すると、「言葉を慎め」「急ぐな」といった具体的なアドバイスが、冷静さを取り戻させてくれました。不思議なことに、凶のおみくじは、良い時よりも「悪い時の乗り越え方」を的確に示してくれていたのです。
3. お清めの習慣をプラスする
「凶」という文字を毎日見ていると、どうしても心が重くなる瞬間もあります。そんな時、私は「浄化」という考え方を取り入れました。神社にお参りした時のような清々しい空気を、自宅でも意識的に作るようにしたのです。
特に、お風呂にひとつまみの塩を入れたり、玄関を念入りに掃除したりすることで、「悪い運気を家に入れない、溜めない」という前向きな行動に繋がりました。ただ怖がるのではなく、**「対策をしているから大丈夫」という自信**に変えていったのです。
凶から1年。私の身に起きた「予想外」の出来事
「凶」を持ち帰って過ごしたその年。結局どうなったかというと……。
驚くことに、私にとっては過去数年で「最も安定した1年」になりました。
当初予定していた無謀な転職は見送り、今の職場でスキルを磨くことに集中しました。すると、半年後には上司から正当な評価を受け、昇進の話が舞い込んできたのです。もし大吉を引いて調子に乗っていたら、安易に転職して今頃後悔していたかもしれません。
「凶を引いたからこそ、私は守られた」
今では本気でそう思っています。凶という結果が、私に「立ち止まる勇気」と「準備の大切さ」を教えてくれたのです。
もし、あなたが今、凶を引いて「自分には運がない」と嘆いているなら、それは大きな間違いです。神様はあなたを見捨てたのではなく、大きなトラブルを避けるために、あえて小さな「凶」でアラートを鳴らしてくださっているのです。

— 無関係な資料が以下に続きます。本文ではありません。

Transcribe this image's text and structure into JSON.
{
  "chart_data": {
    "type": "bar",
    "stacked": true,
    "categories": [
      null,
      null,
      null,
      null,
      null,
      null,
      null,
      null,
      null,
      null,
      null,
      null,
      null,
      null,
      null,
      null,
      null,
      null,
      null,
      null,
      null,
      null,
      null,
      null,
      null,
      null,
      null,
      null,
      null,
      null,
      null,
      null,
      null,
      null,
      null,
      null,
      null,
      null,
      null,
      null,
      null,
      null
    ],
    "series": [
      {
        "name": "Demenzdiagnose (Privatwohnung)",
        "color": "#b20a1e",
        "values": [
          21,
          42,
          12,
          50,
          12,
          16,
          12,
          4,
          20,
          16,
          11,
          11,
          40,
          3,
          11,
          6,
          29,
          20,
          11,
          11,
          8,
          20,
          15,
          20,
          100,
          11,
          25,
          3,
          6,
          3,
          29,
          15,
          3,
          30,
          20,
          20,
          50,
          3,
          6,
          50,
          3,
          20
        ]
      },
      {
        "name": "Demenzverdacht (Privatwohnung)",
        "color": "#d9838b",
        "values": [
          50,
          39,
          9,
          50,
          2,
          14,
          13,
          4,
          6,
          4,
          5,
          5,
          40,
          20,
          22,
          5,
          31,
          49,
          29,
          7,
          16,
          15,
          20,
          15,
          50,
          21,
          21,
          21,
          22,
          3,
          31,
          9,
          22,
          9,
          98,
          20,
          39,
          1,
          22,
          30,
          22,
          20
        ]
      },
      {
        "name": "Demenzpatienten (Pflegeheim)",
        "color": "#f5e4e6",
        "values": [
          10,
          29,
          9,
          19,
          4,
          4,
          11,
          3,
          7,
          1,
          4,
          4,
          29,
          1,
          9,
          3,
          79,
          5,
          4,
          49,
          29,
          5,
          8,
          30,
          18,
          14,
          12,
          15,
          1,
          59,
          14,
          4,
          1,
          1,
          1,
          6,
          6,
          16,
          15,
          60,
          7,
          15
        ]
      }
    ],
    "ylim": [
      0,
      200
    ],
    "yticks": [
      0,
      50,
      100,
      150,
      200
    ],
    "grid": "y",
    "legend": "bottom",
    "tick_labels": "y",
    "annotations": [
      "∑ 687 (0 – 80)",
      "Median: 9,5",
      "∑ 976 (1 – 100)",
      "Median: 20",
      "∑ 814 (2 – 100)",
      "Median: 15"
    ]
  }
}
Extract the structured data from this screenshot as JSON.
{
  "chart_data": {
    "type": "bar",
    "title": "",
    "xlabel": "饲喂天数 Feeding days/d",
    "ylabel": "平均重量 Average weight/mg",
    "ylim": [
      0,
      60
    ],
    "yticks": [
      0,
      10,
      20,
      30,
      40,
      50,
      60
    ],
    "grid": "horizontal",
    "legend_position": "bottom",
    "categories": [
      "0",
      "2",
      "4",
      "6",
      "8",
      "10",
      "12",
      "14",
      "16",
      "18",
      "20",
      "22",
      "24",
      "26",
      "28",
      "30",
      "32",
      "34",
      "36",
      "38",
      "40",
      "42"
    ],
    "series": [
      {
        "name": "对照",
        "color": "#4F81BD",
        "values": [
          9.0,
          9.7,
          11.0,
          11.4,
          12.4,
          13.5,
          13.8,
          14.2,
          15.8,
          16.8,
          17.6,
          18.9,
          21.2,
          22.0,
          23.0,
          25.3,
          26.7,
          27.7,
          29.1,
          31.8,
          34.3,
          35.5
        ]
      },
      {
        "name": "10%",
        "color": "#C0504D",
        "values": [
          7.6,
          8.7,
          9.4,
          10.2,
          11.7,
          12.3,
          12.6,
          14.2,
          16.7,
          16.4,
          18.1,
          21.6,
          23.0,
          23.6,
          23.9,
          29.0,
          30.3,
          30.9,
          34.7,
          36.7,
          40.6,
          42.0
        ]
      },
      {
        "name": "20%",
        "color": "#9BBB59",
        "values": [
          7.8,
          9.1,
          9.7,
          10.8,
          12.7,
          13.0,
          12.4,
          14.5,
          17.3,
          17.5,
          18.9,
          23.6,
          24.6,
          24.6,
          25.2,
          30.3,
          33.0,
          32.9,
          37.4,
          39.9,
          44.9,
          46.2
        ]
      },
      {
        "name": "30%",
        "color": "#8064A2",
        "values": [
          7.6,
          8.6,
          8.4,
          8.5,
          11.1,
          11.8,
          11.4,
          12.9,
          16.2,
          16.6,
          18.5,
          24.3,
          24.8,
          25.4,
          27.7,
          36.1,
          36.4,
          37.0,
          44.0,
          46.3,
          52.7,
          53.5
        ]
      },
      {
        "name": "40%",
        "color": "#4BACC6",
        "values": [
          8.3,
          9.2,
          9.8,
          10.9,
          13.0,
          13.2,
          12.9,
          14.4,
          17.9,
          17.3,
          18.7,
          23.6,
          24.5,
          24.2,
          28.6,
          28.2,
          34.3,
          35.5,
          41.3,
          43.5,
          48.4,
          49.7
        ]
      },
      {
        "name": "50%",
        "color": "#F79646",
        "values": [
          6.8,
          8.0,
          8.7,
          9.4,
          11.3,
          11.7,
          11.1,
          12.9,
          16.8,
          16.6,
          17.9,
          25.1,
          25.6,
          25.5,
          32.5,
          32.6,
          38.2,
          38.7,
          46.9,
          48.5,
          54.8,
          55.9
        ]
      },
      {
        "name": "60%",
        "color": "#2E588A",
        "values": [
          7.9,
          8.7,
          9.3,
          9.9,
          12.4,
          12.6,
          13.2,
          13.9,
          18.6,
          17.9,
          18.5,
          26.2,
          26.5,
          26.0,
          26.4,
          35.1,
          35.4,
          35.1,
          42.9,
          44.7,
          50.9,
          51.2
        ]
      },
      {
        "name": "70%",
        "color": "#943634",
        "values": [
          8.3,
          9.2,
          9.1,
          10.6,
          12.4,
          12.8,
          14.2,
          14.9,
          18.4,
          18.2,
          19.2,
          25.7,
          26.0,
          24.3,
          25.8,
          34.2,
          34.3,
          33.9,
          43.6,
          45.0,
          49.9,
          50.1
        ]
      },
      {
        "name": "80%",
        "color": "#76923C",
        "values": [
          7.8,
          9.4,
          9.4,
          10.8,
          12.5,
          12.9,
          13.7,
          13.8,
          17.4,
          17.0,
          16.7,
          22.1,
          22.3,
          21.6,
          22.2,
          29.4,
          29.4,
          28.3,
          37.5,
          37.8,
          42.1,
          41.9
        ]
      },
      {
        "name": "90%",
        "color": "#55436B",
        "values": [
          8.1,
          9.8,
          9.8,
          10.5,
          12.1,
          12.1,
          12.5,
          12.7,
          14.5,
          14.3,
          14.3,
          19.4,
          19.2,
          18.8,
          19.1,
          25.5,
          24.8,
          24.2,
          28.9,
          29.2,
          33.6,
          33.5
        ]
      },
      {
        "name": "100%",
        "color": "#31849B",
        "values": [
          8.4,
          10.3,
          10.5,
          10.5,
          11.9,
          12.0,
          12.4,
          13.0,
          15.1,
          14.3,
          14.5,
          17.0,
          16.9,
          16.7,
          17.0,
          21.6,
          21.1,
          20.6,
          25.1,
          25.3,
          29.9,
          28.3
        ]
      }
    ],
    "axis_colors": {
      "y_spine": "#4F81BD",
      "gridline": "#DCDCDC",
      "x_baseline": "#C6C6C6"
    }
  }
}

その警告を味方につけることができれば、それは大吉を引くことよりもずっと心強いパワーになります。不安な気持ちがどうしても消えない時は、心の安定を助けてくれるような「お守り」を一つだけ、自分のために選んでみるのも良いかもしれませんね。
まとめ:おみくじの「凶」は、最高のスタート地点
おみくじで「凶」が出た時の扱い方に、絶対的な正解はありません。でも、もしあなたが「このまま終わりたくない」と思うなら、ぜひ一度、そのおみくじを大切に持ち帰ってみてください。
- 凶は「これ以上悪くならない」という強運の合図
- 結んで神様に預けるのも良いが、持ち帰って「戒め」にするのも立派な作法
- 書かれているアドバイスを日々の行動指針にしてみる
- お清めや感謝の気持ちを忘れずに過ごせば、運気は必ず好転する
1年後、あなたがそのおみくじを返しに行く時。「あの時、凶を引いてよかった」と笑顔で言える自分になっていることを、私は心から信じています。
大丈夫。今のあなたは、誰よりも慎重に、そして着実に「幸せ」への階段を登り始めていますよ。